The potential roles of transacylation in intracellular lipolysis and related QSSA approximations

TL;DR

This paper investigates the role of transacylation in intracellular lipolysis, demonstrating its potential to regulate fatty acid release and stability of lipolytic processes through mathematical modeling and asymptotic analysis.

Contribution

It introduces a mathematical framework analyzing transacylation's impact on lipolysis, including novel QSSA approximations and sensitivity analysis, highlighting its biological significance.

Findings

Transacylation can alter downstream lipid products by over 50%.

QSSA with higher order corrections improves model accuracy.
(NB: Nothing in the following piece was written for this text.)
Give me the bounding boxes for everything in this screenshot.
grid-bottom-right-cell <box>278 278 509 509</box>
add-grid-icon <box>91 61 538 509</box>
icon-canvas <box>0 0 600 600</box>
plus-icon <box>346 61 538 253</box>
Parameter sensitivity analysis is crucial for QSSA validity.

Abstract

Fatty acids (FAs) are crucial energy metabolites, signalling molecules, and membrane building blocks for a wide range of organisms. Adipose triglyceride lipase (ATGL) is the first and presumingly most crucial regulator of FA release from triacylglycerols (TGs) stored within cytosolic lipid droplets. However, besides the function of releasing FAs by hydrolysing TGs into diacylglycerols (DGs), ATGL also promotes the transacylation reaction of two DG molecules into one TG and one monoacylglycerol molecule. To date, it is unknown whether DG transacylation is a coincidental byproduct of ATGL-mediated lipolysis or whether it is physiologically relevant. Experimental evidence is scarce since both, hydrolysis and transacylation, rely on the same active site of ATGL and always occur in parallel in an ensemble of molecules. This paper illustrates the potential roles of transacylation. It shows that, depending on the kinetic parameters but also on the state of the hydrolytic machinery, transacylation can increase or decrease downstream products up to 50\% and more. We provide an extensive asymptotic analysis including quasi-steady-state approximations (QSSA) with higher order correction terms and provide numerical simulation. We also argue that when assessing the validity of QSSAs one should include parameter sensitivity derivatives. Our results suggest that the transacylation function of ATGL is of biological relevance by providing feedback options and altogether stability to the lipolytic machinery in adipocytes.